Sesuai dengan amanah perundang-undangan yang diciptakan (Baca UU No. 20/2003) kedua sikap tersebut merupakan landasan pancapaian tujuan pendidikan nasional. Sebagai landasan tujuan nasional, tidak boleh lepas dari kurikulum yang tersusun. Karena kurikulum merupakan rencana yang esensial dan merupakan 'ruh'nya pendidikan. 

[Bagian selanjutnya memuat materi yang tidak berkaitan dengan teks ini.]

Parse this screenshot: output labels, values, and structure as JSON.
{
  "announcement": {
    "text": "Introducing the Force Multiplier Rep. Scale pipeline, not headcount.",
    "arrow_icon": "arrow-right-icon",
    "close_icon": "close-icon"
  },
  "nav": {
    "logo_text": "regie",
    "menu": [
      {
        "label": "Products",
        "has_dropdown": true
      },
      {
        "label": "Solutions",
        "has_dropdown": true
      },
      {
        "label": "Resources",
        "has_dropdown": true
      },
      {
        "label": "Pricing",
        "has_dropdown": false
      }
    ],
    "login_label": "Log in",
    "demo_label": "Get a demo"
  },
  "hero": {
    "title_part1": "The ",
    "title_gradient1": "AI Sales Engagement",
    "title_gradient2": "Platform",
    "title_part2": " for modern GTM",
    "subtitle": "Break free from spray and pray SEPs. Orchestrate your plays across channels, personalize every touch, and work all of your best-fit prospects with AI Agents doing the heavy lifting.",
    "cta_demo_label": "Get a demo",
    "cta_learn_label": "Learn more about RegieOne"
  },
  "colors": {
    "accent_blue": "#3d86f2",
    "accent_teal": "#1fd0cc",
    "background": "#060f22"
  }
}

SIFAT SIKAP SPIRITUAL (KD. 1.1) DALAM PPKn
Dalam materi implementasi kurikulum 2013, dijelaskan bahwa sikap spiritual bersifat generik. Apa maksud kata 'generik'? Diambil dari kata serapan 'general' artinya umum. Sebagai kata yang bersifat umum, berarti melingkupi. Melingkupi kompetensi yang akan ditanamkan pada peserta didik. Hal ini mengandung arti bahwa setiap kompetensi dasar yang akan disampaikan harus diiringi dengan sikap spiritual tersebut. Lebih jelasnya setiap kompetensi dasar 'harus' didampingi oleh kompetensi spiritual. Karena itulah sesuai dengan sifat tersebut, maka kompetensi spiritual tersebut menjadi generik.

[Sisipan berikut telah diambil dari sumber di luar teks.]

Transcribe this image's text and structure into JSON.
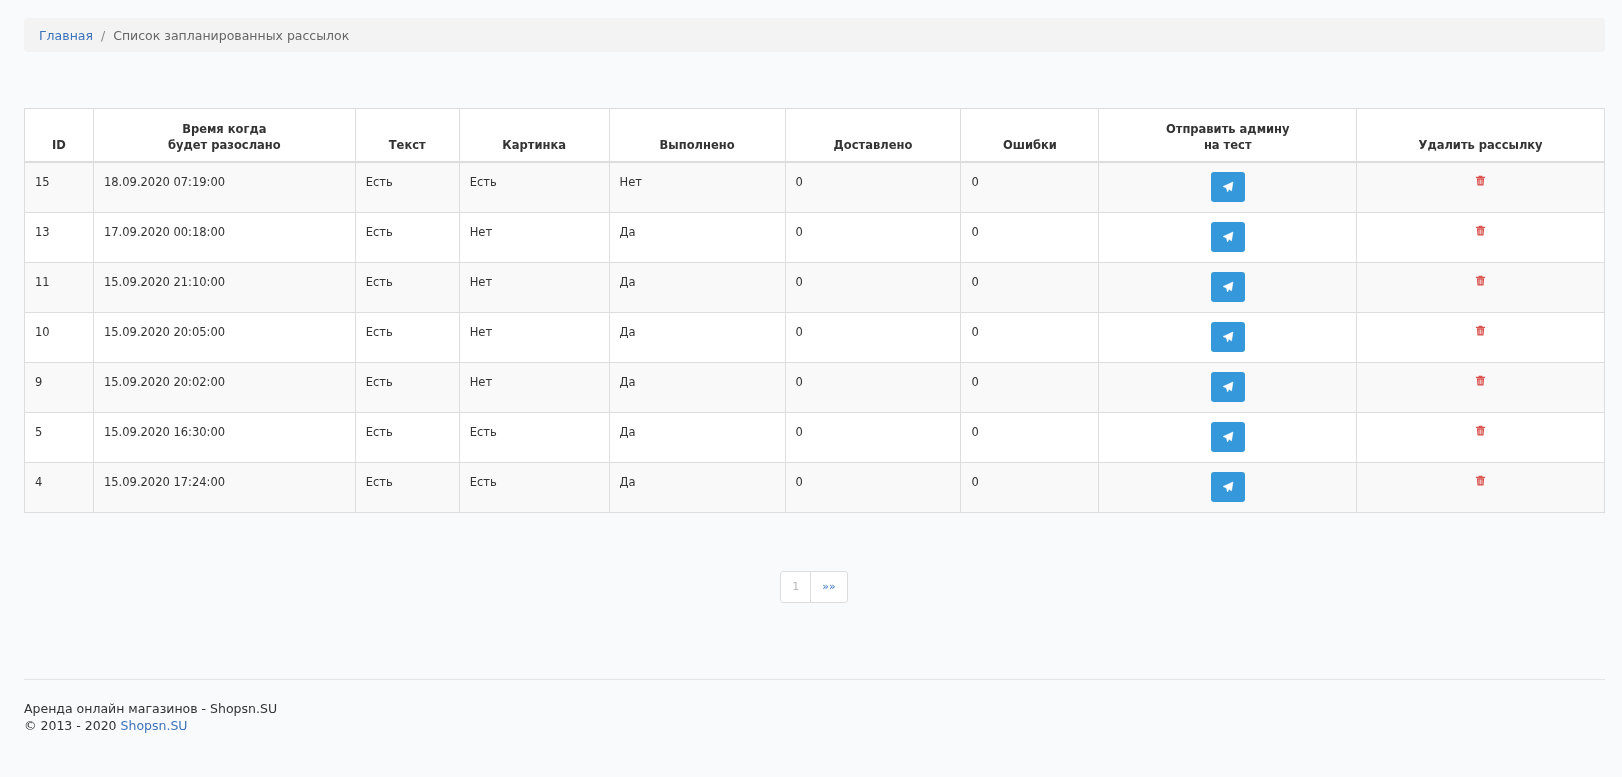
{
  "breadcrumb_separator": "/",
  "breadcrumb": [
    {
      "label": "Главная",
      "kind": "link"
    },
    {
      "label": "Список запланированных рассылок",
      "kind": "current"
    }
  ],
  "table": {
    "columns": [
      "ID",
      "Время когда\nбудет разослано",
      "Текст",
      "Картинка",
      "Выполнено",
      "Доставлено",
      "Ошибки",
      "Отправить админу\nна тест",
      "Удалить рассылку"
    ],
    "rows": [
      {
        "id": "15",
        "time": "18.09.2020 07:19:00",
        "text": "Есть",
        "image": "Есть",
        "done": "Нет",
        "delivered": "0",
        "errors": "0"
      },
      {
        "id": "13",
        "time": "17.09.2020 00:18:00",
        "text": "Есть",
        "image": "Нет",
        "done": "Да",
        "delivered": "0",
        "errors": "0"
      },
      {
        "id": "11",
        "time": "15.09.2020 21:10:00",
        "text": "Есть",
        "image": "Нет",
        "done": "Да",
        "delivered": "0",
        "errors": "0"
      },
      {
        "id": "10",
        "time": "15.09.2020 20:05:00",
        "text": "Есть",
        "image": "Нет",
        "done": "Да",
        "delivered": "0",
        "errors": "0"
      },
      {
        "id": "9",
        "time": "15.09.2020 20:02:00",
        "text": "Есть",
        "image": "Нет",
        "done": "Да",
        "delivered": "0",
        "errors": "0"
      },
      {
        "id": "5",
        "time": "15.09.2020 16:30:00",
        "text": "Есть",
        "image": "Есть",
        "done": "Да",
        "delivered": "0",
        "errors": "0"
      },
      {
        "id": "4",
        "time": "15.09.2020 17:24:00",
        "text": "Есть",
        "image": "Есть",
        "done": "Да",
        "delivered": "0",
        "errors": "0"
      }
    ]
  },
  "pagination": [
    {
      "label": "1",
      "selected": true
    },
    {
      "label": "»»",
      "selected": false
    }
  ],
  "footer": {
    "tagline": "Аренда онлайн магазинов - Shopsn.SU",
    "copyright": "© 2013 - 2020",
    "link": "Shopsn.SU"
  }
}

Pada dasarnya, proses pembelajaran 'basic'nya adalah menyampaikan sebuah perubahan perilaku melalui transformasi pengetahuan. Pengetahuan yang disampaikan adalah hal yang konseptual-empirik, artinya dari konsep pemahaman pengetahuan itu akhirnya akan dipraktekkan dalam kehidupan yang nyata. Pada kehidupan nyata nanti akan tergambar pola perilaku sesuai dengan pengetahuan yang didapatkan. Dengan dampingan sikap spiritual diharapkan perilaku sebagai akibat rasa 'tahu' yang dimiliki akan terarah pada nilai 'baik' dengan dampingan spiritualnya.

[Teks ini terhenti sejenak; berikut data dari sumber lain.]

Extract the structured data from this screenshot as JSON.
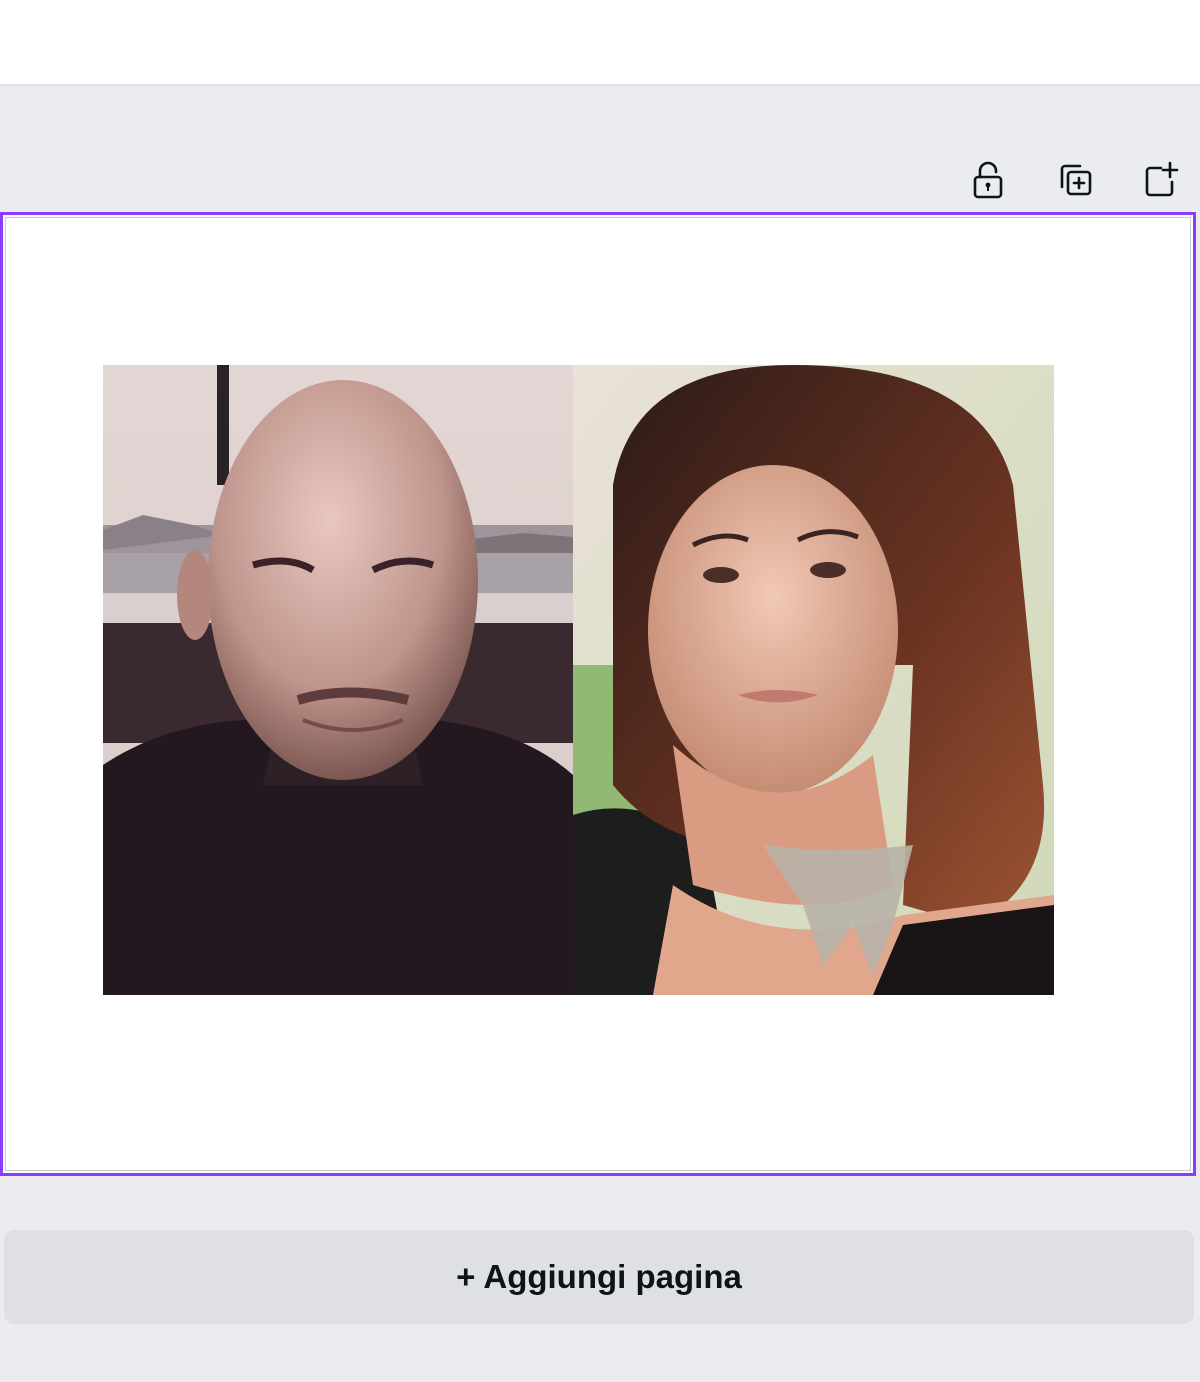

Deskripsinya sebagai berikut: Jika peserta didik telah belajar tentang 'Sejarah Perumusan Undang-Undang Dasar Negara Republik Indonesia Tahun 1945' diharapkan kelak jika menjadi perumus perundang-undangan sebenarnya, maka 'ruh' iman dan taqwa terhadap Tuhannya akan melekat pada undang-undang yang diciptakannya. Demikian juga jika kelak menjadi birokrat, dalam melaksanakan tugasnya akan selalu 'dikawal' iman dan taqwanya. Hasilnya akan terjadi kehidupan birokrasi yang bersih, tidak berjiwa korup, kolusif dan nepotis. Mengapa karena iman dan taqwanya melarang itu.
Karena sifatnya yang umum dan melingkupi tersebut, maka sikap spiritual tidak diajarkan secara langsung. Penguatan dalam proses pembelajaran ditekankan pada setiap saat namun tersetruktur. Dinilai secara terus-menerus dan berkelanjutan. Penilaianya bersifat otentik. Artinya perilaku yang diamati itu yang dinilai sehingga valid hasilnya. Untuk itu sejumlah instrumen sudah harus disiapkan dalam menilai proses pembelajaran. Pola-pola pembiasaan yang tersetruktur maupun tidak tersetruktur akan menjadi titik tolak dalam menilai sikap spiritual. Yang tersetruktur misalnya, dalam membuka dan menutup pelajaran ditanamkan kebiasaan berdo'a, mengucapkan salam dan lainnya. Yang tidak tersetruktur misalnya, bagaimana anak didik ketika keluar-masuk ruangan, memberikan salam atau tidak. Ketika mendapat hasil ulangan bagus mengucap syukur apa tidak, dan berbagai perilaku iman dan taqwa lainnya. Bagaiamana menilai sikap spiritual dan strateginya, akan dibahas dalam artikel yang lainnya.

SIKAP SOSIAL (KD 2.1-2.4)
Sikap sosial tersebut dikembangkan dari KI 2. Terdapat tidak kurang 7 sikap sosial yang dikembangkan, antara lain: jujur, disiplin, tanggung jawab, peduli (toleransi, gotong royong), santun, percaya diri. Tidak selalu ke-7 sikap sosial tersebut ditampilkan dalam sebuah proses pembelajaran. Hal tersebut tergantung pada karakteristik tema pada materi pokok yang diajarkan. Berbeda dengan sikap spiritual yang selalu menempel pada setiap KD yang diajarkan, sikap sosial tidak demikian. Dibutuhkan kemampuan menganalisa hubungan antar KD untuk memilih sikap sosial ini.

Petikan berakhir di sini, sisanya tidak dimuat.